Let It Go: The Financial Benefits of Data Deletion
Conventional wisdom holds that the key to winning in big data is scaling one’s data collection, storage, and analysis capabilities faster than one’s competitor. The more data you have, the more trends you can uncover, and the better your ML models will be, the thinking goes. But in some situations, holding onto data is a liability that can cost you millions. That’s why the smarter companies know when to let the data go.
While some data clearly has value and should be kept, other pieces of data can actually be deleterious to a company’s financial and legal health and should be disposed as soon as legally possible, says Bill Tolson, vice president of global compliance for Archive360.
“Part of records management, information management, is not just storing data. It’s getting rid of stuff too,” Tolson tells Datanami. “That’s what a lot of people don’t really acknowledge. A good records management capability is getting rid of stuff. And that’s the art of the whole thing: When does something become valueless to the company?”
To get an answer to that question–When does a piece of data become valueless?–Tolson points to a series of reports that were published in last decade by the Compliance, Governance and Oversight Council (CGOC) a forum of legal, IT, privacy, security, records and information management professionals that was backed by IBM.
As data ages, it loses value. In fact, according to a 2019 report dubbed “The Information Governance Process Maturity Model,” the CGOC (which disbanded earlier this year) calculated the “cost to value gap” and the “risk to value gap” for various types of data, including regular office documents, product research, sales, customer data, HR, financial, and messaging. After about seven years, there isn’t much value to any of this (see figure).

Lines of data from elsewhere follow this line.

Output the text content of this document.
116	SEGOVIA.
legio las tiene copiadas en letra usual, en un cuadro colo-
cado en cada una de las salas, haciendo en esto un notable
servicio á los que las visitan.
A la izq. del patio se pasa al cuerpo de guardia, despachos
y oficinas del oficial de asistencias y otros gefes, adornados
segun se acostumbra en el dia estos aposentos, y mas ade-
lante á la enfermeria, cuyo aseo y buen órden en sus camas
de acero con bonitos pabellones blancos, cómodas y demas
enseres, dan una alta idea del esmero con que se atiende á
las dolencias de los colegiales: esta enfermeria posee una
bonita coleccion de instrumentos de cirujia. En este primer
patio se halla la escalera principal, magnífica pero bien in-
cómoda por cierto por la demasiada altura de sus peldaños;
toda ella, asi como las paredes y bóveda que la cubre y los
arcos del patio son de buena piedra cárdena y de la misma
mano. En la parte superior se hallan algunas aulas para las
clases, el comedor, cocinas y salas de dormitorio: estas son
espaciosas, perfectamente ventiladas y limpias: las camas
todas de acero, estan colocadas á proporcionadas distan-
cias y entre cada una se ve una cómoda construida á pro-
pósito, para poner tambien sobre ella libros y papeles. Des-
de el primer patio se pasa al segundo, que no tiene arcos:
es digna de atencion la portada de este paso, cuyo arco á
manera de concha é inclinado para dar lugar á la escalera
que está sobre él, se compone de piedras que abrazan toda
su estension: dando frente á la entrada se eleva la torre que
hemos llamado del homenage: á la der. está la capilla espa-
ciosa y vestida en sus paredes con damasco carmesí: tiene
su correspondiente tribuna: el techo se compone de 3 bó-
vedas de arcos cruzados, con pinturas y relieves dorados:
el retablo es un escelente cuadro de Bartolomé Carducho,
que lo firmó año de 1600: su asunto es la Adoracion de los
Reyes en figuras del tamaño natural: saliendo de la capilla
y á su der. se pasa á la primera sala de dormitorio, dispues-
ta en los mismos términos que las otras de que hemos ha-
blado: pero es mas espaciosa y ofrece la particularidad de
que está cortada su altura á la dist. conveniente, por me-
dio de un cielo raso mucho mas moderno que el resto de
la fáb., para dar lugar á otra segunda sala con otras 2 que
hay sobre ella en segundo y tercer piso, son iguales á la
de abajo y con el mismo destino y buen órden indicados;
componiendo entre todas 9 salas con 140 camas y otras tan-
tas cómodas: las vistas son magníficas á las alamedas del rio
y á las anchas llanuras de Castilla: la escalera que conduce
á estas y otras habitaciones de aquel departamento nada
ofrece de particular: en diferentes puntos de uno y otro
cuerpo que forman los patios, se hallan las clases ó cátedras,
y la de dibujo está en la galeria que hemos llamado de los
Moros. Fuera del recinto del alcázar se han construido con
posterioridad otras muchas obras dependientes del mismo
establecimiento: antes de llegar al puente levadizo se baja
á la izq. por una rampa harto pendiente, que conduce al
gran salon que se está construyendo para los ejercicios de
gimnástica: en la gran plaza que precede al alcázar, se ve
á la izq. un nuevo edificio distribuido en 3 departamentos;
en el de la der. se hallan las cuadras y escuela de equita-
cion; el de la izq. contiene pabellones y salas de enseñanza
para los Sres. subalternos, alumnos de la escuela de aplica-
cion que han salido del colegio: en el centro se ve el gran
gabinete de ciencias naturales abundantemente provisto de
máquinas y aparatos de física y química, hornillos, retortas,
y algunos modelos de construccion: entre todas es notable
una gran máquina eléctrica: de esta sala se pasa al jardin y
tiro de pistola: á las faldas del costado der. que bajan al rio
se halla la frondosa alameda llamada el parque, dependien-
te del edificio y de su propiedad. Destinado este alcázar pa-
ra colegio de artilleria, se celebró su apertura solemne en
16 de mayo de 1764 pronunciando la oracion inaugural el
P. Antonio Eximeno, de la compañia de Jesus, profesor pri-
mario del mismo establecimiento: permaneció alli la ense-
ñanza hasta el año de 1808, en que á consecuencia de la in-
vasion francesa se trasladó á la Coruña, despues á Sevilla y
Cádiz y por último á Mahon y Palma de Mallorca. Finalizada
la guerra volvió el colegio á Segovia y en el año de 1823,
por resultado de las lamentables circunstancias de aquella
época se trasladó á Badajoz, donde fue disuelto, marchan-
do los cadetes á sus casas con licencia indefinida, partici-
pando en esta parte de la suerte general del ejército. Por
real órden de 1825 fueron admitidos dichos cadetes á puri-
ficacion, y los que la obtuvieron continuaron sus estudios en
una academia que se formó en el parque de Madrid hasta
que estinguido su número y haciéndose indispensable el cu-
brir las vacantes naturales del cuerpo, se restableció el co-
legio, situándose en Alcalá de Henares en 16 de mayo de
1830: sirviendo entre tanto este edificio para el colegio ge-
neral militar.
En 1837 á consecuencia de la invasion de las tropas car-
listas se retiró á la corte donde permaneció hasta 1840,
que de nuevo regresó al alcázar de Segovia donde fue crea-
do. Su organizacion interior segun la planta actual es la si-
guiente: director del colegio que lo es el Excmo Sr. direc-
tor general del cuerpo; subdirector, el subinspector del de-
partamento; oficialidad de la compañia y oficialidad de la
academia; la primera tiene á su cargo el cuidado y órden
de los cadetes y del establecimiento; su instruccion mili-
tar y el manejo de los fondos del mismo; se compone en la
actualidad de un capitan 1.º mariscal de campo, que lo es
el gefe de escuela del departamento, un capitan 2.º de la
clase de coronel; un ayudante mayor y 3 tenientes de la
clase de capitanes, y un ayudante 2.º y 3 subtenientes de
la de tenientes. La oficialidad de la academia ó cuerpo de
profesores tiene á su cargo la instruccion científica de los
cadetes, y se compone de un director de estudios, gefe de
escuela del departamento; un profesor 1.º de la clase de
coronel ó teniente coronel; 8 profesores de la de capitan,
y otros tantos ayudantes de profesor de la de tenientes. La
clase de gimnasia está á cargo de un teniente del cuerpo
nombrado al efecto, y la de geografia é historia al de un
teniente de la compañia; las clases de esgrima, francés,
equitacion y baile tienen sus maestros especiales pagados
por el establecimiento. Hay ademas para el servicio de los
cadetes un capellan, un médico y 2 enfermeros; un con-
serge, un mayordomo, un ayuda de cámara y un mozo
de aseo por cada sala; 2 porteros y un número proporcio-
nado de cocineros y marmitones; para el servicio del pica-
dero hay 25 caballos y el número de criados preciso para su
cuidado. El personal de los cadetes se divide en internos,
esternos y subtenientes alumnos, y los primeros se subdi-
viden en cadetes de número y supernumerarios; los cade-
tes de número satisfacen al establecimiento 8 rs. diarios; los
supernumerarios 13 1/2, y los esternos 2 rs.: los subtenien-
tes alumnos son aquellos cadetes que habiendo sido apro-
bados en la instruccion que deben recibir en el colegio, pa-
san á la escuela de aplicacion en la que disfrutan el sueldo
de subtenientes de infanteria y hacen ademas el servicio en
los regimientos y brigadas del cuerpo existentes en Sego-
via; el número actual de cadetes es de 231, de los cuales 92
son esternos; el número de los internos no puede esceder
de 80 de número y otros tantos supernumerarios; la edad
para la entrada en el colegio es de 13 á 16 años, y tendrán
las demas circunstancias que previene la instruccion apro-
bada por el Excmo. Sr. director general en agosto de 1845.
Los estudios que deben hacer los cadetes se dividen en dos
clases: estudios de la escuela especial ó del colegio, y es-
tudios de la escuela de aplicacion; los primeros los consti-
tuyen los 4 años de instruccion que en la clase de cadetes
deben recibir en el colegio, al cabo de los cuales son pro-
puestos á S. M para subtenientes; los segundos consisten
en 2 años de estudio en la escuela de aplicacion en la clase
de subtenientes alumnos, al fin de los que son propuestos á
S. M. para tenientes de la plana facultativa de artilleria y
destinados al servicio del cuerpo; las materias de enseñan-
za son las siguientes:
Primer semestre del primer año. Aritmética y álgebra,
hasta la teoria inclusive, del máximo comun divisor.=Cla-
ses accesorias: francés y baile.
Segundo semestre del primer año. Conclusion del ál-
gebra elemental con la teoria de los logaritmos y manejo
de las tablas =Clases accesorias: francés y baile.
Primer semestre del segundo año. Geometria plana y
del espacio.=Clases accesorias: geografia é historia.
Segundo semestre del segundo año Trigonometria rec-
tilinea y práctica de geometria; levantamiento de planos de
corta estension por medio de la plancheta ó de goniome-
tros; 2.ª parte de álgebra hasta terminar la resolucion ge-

In another report, the CGOC concluded that 1% of corporate data is susceptible to litigation holds and e-discovery and must be retained, while 5% was regulated data that also needed to be retained for some period of time, depending on the specific regulation, Tolson says. The CGOC found that another 25% of data had some business value, he says.
“The bottom line was they said 65% to 69% of all corporate data is junk and should be gotten rid of,” Tolson says. “Get rid of that stuff that’s junk, because you’re paying for the spinning disk. But even more so, you’re paying for the time wasted in going through it.”
The word “e-discovery” should send shivers down your CFO’s spine, if they’ve been around for any length of time. If a company is involved in litigation (which most companies will experience at some point in their lives), then it could be required to provide documents to the plaintiff. Since most companies store documents electronically these days, discovery is done electronically.
The problem with e-discovery is that we haven’t fully digitized junior lawyers and their $300-per-hour rates. According to Tolson, 70% of the costs involved in e-discovery can be attributed to the need to pay lawyers to manually pore over every document the e-discovery process highlighted as a potential piece of evidence.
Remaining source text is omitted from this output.